By: Anna Martin - Updated: 18 Aug 2012 | comments*Discuss
 
Alcohol Marketing Drinking Advertising

A huge percentage of the adult population consume alcohol. Drinking in moderation offers some health and social benefits, and the majority of people who consume alcohol are able to do so without causing any harm to themselves, or others. There are drinkers however, for whom alcohol misuse is a real problem, and these people will experience alcohol-related health disorders. Anti-social behaviour, crime and domestic violence will also increase as a result of issues caused by this minority of drinkers, who are unable to drink sensibly.

Although there is an alcohol harm reduction strategy firmly in place, in the UK, the cost of alcohol abuse continues to rise, and it is therefore a key feature of the Government’s public health policy.

Brand Appeal

Millions for pounds are spent on advertising and drinks promotion each year, and the amount rises steadily every single year. Alcohol is marketed in such a way that the brand becomes instantly familiar with young people, who are adept at interpreting the images and messages that are displayed in the eye-catching, innovative alcohol advertisements in the media.
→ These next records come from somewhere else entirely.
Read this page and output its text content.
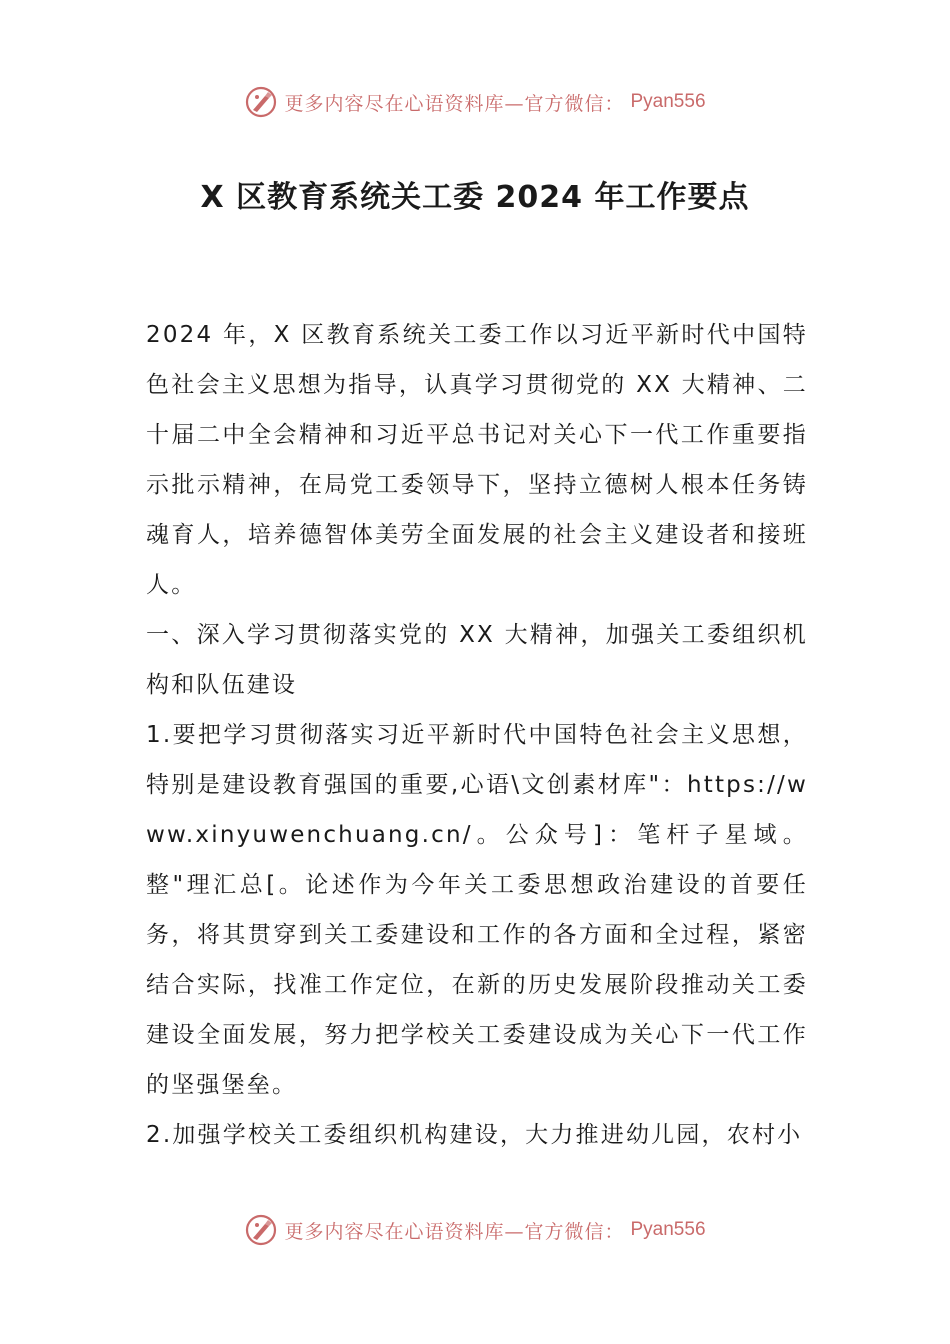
更多内容尽在心语资料库—官方微信： Pyan556
X 区教育系统关工委 2024 年工作要点

2024 年，X 区教育系统关工委工作以习近平新时代中国特色社会主义思想为指导，认真学习贯彻党的 XX 大精神、二十届二中全会精神和习近平总书记对关心下一代工作重要指示批示精神，在局党工委领导下，坚持立德树人根本任务铸魂育人，培养德智体美劳全面发展的社会主义建设者和接班人。

一、深入学习贯彻落实党的 XX 大精神，加强关工委组织机构和队伍建设

1.要把学习贯彻落实习近平新时代中国特色社会主义思想，特别是建设教育强国的重要,心语\文创素材库"：https://www.xinyuwenchuang.cn/。公众号]：笔杆子星域。整"理汇总[。论述作为今年关工委思想政治建设的首要任务，将其贯穿到关工委建设和工作的各方面和全过程，紧密结合实际，找准工作定位，在新的历史发展阶段推动关工委建设全面发展，努力把学校关工委建设成为关心下一代工作的坚强堡垒。

2.加强学校关工委组织机构建设，大力推进幼儿园，农村小

更多内容尽在心语资料库—官方微信： Pyan556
In order that drink brands are not seen as promoting a beneficial improvement on social appeal, alcohol advertising is governed by a combination of legislation and self-regulation. These strict guidelines must also clearly not encourage any form of irresponsible behaviour, as a result of consuming an alcoholic product.

Mixed Messages

Traditionally the advertising of drinks is seen as being a direct message from the drinks industry to the consumer. In more recent years however, the marketing of drinks has become more sensitive to cultural trends, in the UK, and is aware of changing consumer preferences and requirements. Some drinks, like lager, are primarily targeted at men, whilst others specifically aim to catch the attention of women. In order to maintain sales the industry however, has increased the strength of some alcoholic beverages as a result of direct competition with the social drugs market.

New types of bars and venues are being opened to attract a younger clientele, and the youth culture now has more choice over branded designer alcopops and alcoholic energy drinks. Cut-price drink promotions, and the use of alcohol sponsorship in music, film and sport, also provides a significant increase in sales and product recognition.

Advertised sensibly these alcoholic products can provide a social incentive to responsible drinkers. There is an argument that alcohol advertising encourages young people to start drinking, and promotes drinking to excess. This debate focuses on young drinkers as a vulnerable group who are more susceptible to the messages the drinks industry put out, and voices concern over risky drinking and subsequent health-related issues.

The Rules

Depending on the media in question, there are sets of rules that the drinks industry must adhere to. These prohibit advertising that:

  • Targets young people under the age of 18.
  • Implies that drinking alcohol improves your social skills or makes you more sexually attractive.
  • Encourages any form of irresponsible drinking.
  • Suggests any form of association with drugs.
  • High alcoholic content should not be emphasised as being a positive quality.